Texarkana Gazette

Woman files lawsuit over Albert Pike deaths

Amanda Willis lost her daughter, mother in 2010 flood in Arkansas

- By Lynn Larowe

A Texarkana woman who lost her only daughter and her mother in the 2010 flood at Albert Pike campground­s has filed a lawsuit in federal court.

Amanda Willis’ daughter, Kylee Sullivan, had just finished the first grade when she, Willis, Kylee’s best friend Gayble Moss and Willis’ husband, Clark, traveled June 9, 2010, to Ouachita National Forest in Montgomery County, Ark., for a weekend of fun, according to a lawsuit filed on Willis’ behalf by Texarkana lawyer David Carter. The group intended to camp at Loop D at Albert Pike Recreation Center along the Little Missouri River. The next day, Willis’ mother and father, Gerald and Julie Freeman, joined the group.

Loop D was filled with other campers, so Willis’ group made camp a short distance upstream from Loop D along Park Road 512.

In the early hours of June 11, 2010, the river rose from a little more than 3 feet to more than 23 feet in a few hours.

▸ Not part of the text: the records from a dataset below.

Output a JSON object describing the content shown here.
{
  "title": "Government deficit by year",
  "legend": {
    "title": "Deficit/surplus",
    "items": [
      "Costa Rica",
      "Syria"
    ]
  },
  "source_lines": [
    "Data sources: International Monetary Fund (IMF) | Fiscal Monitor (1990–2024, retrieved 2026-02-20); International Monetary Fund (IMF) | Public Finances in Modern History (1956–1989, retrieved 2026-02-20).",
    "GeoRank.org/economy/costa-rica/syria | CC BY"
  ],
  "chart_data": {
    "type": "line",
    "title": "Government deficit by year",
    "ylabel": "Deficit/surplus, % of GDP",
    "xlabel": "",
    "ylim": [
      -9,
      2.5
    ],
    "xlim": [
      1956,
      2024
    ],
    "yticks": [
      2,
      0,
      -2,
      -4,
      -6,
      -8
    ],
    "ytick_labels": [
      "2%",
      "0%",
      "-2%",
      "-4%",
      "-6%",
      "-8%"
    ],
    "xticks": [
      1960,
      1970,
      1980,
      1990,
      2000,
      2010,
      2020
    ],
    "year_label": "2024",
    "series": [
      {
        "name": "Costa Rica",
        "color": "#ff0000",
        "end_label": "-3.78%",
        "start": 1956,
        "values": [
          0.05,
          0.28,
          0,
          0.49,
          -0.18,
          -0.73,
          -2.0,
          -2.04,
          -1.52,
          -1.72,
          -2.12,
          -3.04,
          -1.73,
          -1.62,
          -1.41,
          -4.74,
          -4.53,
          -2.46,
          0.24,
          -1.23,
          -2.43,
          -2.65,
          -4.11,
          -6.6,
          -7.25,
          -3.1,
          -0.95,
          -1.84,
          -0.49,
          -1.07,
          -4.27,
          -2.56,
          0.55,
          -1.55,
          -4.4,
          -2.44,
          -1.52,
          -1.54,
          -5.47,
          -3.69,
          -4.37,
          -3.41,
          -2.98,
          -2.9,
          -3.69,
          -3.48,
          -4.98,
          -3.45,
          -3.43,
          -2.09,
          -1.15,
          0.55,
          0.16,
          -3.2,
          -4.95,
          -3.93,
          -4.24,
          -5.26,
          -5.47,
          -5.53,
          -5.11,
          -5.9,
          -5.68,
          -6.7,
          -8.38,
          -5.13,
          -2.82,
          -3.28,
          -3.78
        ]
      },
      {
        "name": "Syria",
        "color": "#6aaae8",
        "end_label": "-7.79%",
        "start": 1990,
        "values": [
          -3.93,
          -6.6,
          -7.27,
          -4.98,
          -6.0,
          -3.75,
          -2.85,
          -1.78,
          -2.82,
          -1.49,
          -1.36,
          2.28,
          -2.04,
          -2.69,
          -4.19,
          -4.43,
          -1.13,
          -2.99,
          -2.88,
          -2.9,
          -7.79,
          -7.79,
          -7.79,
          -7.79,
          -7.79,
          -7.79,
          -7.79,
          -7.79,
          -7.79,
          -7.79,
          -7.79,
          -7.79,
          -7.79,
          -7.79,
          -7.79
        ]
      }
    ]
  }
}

Kylee, Gayble and Julie Freeman had taken refuge from the wet weather in a sport utility vehicle, which was swept away by the roiling floodwater­s. All three perished. Willis was in a different vehicle.

The suit alleges that the three deaths are the result of the “willful and wanton negligence of the U.S. Forest Service.”

The suit seeks damages for wrongful death.

A report issued by the U.S. Department of Agricultur­e after the flood found a bevy of problems with the Forest Service’s management of Albe rt Pike campground­s.

In particular, the report notes that the Forest Service ranger in charge of developing campsites in the area when Loop D was built ignored warnings from a Forest Service soil scientist that the area was in a flood plain and should be designated as primitive camping only, with minimal disturbanc­e to the soil and terrain by the Forest Service.

However, Loop D was designed with electrical hookups for recreation­al vehicles, paved roads, parking lots and picnic tables.

The flood that tore through the campground washed away cars and recreation­al vehicles and lifted large chunks of asphalt and equipment.

The USDA report also points to a lack of signage warning of flooding dangers.

Problems with employee and volunteer training, nonfunctio­ning warning or communicat­ion systems and a lack of contingenc­y planning by the Forest Service also are faulted.

The report also noted the June 2010 flood was unlike any other on record, though flooding had been documented in the area for years.

Carter filed Willis’ suit Thursday in the Texarkana division of the Western District of Arkansas, bringing to seven the number of suits concerning the flood assigned to U.S. District Judge Susan Hickey.

The government has filed answers in some of the other cases, claiming the suits are barred by sovereign immunity and the Arkansas Recreation­al Use statute.

The government has not filed a response to Willis’ complaint.